February 10 – Burtonsville

            Why do I live in Burtonsville?  Honestly, I have no clue except it was an inexpensive place to live, we got a lot of house and land for the money, and there was no homeowners association, a requirement for us.  

            Burtonsville is named after some person I assume.  I have no idea who and I am not sure I care.  They have a parade every year for Burtonsville Day.  This puzzles me.  I have never been to the parade since it takes place on a Saturday morning, and I am not getting up for it.  But what is it for?  There is nothing here that makes Burtonsville worthy of a parade as far as I can tell.  I’d like to say it has its charms but honestly, there is nothing charming about it.  There is barely a town.  It is just a strip of restaurants and businesses along a highway and then houses, some in subdivisions, some not  

            When we lived in Wheaton, which had its charms, Burtonsville seemed like it was a million miles away.  It is on the very northern border of the county, midway between D.C. and Baltimore.  From that perspective it is the center of the universe.  Although it is only about 15 miles from downtown D.C. it takes a good hour to get there given traffic.  Virginia is reachable, but we never really go there.  

            Burtonsville used to be known for its Dutch Country Farmer’s Market where you could buy Amish food and crafts.  But developers came along and forced the Market to move.  The store it occupied had to be torn down and replaced with a new strip mall anchored by a Giant Food.  Why would we ever put up with Amish folk, the one charming thing about the place, when we could have a Giant?  

             My plumber grew up here.  The farmhouse he grew up in is just up the street from our house.  He now lives in West Virginia and commutes here every day.  I guess that gives you an idea of the attraction of Burtonsville.  He tells me that when he lived here there were mostly farms.  It was country, not the suburbs.  You can still see old farmhouses along the roads today.  But we are now an outer suburb and the farm fields have long since been turned into housing.

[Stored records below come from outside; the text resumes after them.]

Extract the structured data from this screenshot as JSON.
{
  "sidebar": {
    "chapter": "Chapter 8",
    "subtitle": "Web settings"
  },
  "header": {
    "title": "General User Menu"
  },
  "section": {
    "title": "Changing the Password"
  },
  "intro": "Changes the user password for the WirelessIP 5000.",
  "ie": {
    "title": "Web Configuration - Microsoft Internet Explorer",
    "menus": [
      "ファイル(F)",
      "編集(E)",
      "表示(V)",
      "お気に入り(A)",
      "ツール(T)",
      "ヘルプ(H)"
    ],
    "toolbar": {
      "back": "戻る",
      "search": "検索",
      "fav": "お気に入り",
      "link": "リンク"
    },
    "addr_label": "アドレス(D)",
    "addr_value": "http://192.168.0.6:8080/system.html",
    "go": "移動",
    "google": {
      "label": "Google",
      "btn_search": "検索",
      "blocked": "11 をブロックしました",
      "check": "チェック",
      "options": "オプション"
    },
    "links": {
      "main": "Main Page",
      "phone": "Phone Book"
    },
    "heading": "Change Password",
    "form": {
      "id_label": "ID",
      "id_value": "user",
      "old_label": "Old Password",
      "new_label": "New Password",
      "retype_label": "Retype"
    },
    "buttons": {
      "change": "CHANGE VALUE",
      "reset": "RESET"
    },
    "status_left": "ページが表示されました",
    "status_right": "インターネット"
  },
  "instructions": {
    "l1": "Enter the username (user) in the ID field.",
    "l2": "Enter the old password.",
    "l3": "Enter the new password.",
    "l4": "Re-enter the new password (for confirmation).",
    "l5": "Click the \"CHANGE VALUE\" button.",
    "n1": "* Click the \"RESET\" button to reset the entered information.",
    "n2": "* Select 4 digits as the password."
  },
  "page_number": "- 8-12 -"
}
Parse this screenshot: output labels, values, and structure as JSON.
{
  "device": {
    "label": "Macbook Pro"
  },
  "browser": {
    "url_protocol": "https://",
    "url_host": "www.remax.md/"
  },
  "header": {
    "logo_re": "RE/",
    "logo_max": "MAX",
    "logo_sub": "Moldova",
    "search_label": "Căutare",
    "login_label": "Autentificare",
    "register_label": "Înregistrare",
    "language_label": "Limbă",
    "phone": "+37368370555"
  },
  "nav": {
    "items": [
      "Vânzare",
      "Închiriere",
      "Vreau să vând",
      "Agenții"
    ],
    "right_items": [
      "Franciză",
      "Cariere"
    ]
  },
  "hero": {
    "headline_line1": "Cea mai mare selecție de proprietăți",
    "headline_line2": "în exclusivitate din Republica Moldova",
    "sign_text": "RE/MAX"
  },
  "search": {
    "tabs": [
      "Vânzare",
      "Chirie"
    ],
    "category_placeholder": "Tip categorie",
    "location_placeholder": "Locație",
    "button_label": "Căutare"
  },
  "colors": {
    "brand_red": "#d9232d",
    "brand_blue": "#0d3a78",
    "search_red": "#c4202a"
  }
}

            A long, long time ago, when I was in my first job, I worked with a guy who lived in Burtonsville.  His wife worked in Baltimore and this was the best place for them to commute.  He was actually ashamed of that fact and tried to hide it.  I remember being puzzled about the town.  I did not know where it was but he did not like to talk about it.  As I look back, I think that was a little harsh.  This place is nothing to be ashamed of.  It is just no place to write home about.  

             Don’t get me wrong.  I love where my house is located from a flora and fauna perspective.  We have land, lots of trees and wildlife, it is quiet and peaceful.  It is great fun watching hawks and foxes. There is a forest preserve next to us that prevents development and there is a lake not too far away.  But I have no relationship to the town itself to the extent there actually is one.